5.3 Performance Analysis

Our scheme is based on the java pairing-based cryptography library (JPBC) of version 1.2.1. For the consortium blockchain, we use version 1.4.4 of Hyperledger Fabric to build. And version 1.4.4 of fabric-java-sdk is used to execute the contract. More specifically, our system is deployed on a 64-bit Ubuntu 20.04 system with 3.4 GHz i7-6700 CPU and 8G RAM. Consortium blockchain architecture is configured for 2 organizations with total of 4 nodes, which can represent 4 medical institutions in 2 sectors. In terms of security, the elliptic curve in our scheme uses the default parameters provided by JPBC, which are based on the curve \(y^{2} = x^{3} + x\).

Fig. 2.
figure 2

Key generation time consumed.

To simplify the experimental, we write the intermediate parameters of the PSS protocol on the blockchain. The master key and public key are generated later and can be queried directly from the chain.
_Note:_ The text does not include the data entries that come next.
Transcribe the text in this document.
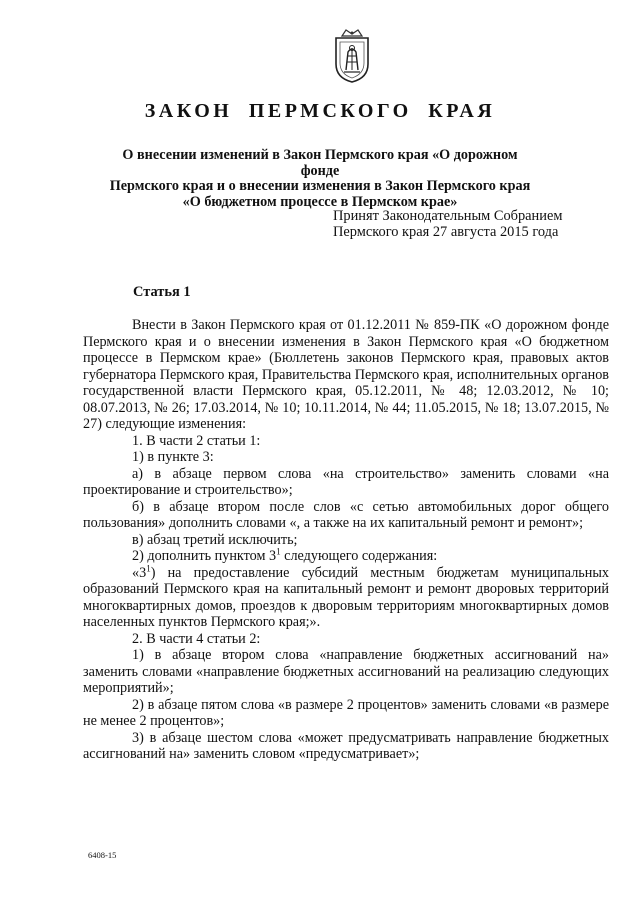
ЗАКОН ПЕРМСКОГО КРАЯ
О внесении изменений в Закон Пермского края «О дорожном фонде
Пермского края и о внесении изменения в Закон Пермского края
«О бюджетном процессе в Пермском крае»
Принят Законодательным Собранием
Пермского края 27 августа 2015 года
Статья 1

Внести в Закон Пермского края от 01.12.2011 № 859-ПК «О дорожном фонде Пермского края и о внесении изменения в Закон Пермского края «О бюджетном процессе в Пермском крае» (Бюллетень законов Пермского края, правовых актов губернатора Пермского края, Правительства Пермского края, исполнительных органов государственной власти Пермского края, 05.12.2011, № 48; 12.03.2012, № 10; 08.07.2013, № 26; 17.03.2014, № 10; 10.11.2014, № 44; 11.05.2015, № 18; 13.07.2015, № 27) следующие изменения:

1. В части 2 статьи 1:

1) в пункте 3:

а) в абзаце первом слова «на строительство» заменить словами «на проектирование и строительство»;

б) в абзаце втором после слов «с сетью автомобильных дорог общего пользования» дополнить словами «, а также на их капитальный ремонт и ремонт»;

в) абзац третий исключить;

2) дополнить пунктом $3^1$ следующего содержания:

«$3^1$) на предоставление субсидий местным бюджетам муниципальных образований Пермского края на капитальный ремонт и ремонт дворовых территорий многоквартирных домов, проездов к дворовым территориям многоквартирных домов населенных пунктов Пермского края;».

2. В части 4 статьи 2:

1) в абзаце втором слова «направление бюджетных ассигнований на» заменить словами «направление бюджетных ассигнований на реализацию следующих мероприятий»;

2) в абзаце пятом слова «в размере 2 процентов» заменить словами «в размере не менее 2 процентов»;

3) в абзаце шестом слова «может предусматривать направление бюджетных ассигнований на» заменить словом «предусматривает»;

6408-15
Figure 2 illustrates the user’s private key generation performance of our system. Note that this also includes the fabric-java-sdk initialization time, which is about 300ms.

Fig. 3.
figure 3

Pre-decryption time consumed

In Fig. 3, the solid line indicates the time consumption only for pre-decryption at the local machine. Due to the constraints, note that we are only performing the pre-decryption computation with smart contract locally, rather than assigning it to CSR. The solid line can also represent the time consumed for pre-decryption on cloud servers. The dotted line here indicates that the smart contract performs the pre-decryption operation and all the nodes are involved in the endorsement. In contrast, the dashed line indicates that only one node executes the contract. We can conclude that endorsement will have some impact on the performance of key generation. However, there are few people who set 50 attributes on EHRs data. With attribute values limited to 15 or less, endorsements have a lesser impact on the system’s performance.

After simulation experiments, it is proved that our system is feasible in practice.

6 Conclusion

We propose a novel blockchain-assisted key generation electric health records sharing scheme. Compared to scheme [25], we remove the Decryption CSP, and replace Key Generation CSP, Storage CSP with BC and IPFS. While remove the TypeII-Adversary type attackers, our scheme is more suitable for sharing data among multiple organizations. To do this, we first encrypt the data with symmetric encryption, and then encrypt the symmetric encryption key with ABE. We also consider the possibility of tampering with the data stored on the cloud servers, and add the integrity verification phase. Hence, our scheme is safer and more practical than scheme [25].

In short, our scheme can meet the demand for secure sharing of EHRs among multiple healthcare institutions. In addition, it is also easily scalable, just add nodes on the blockchain.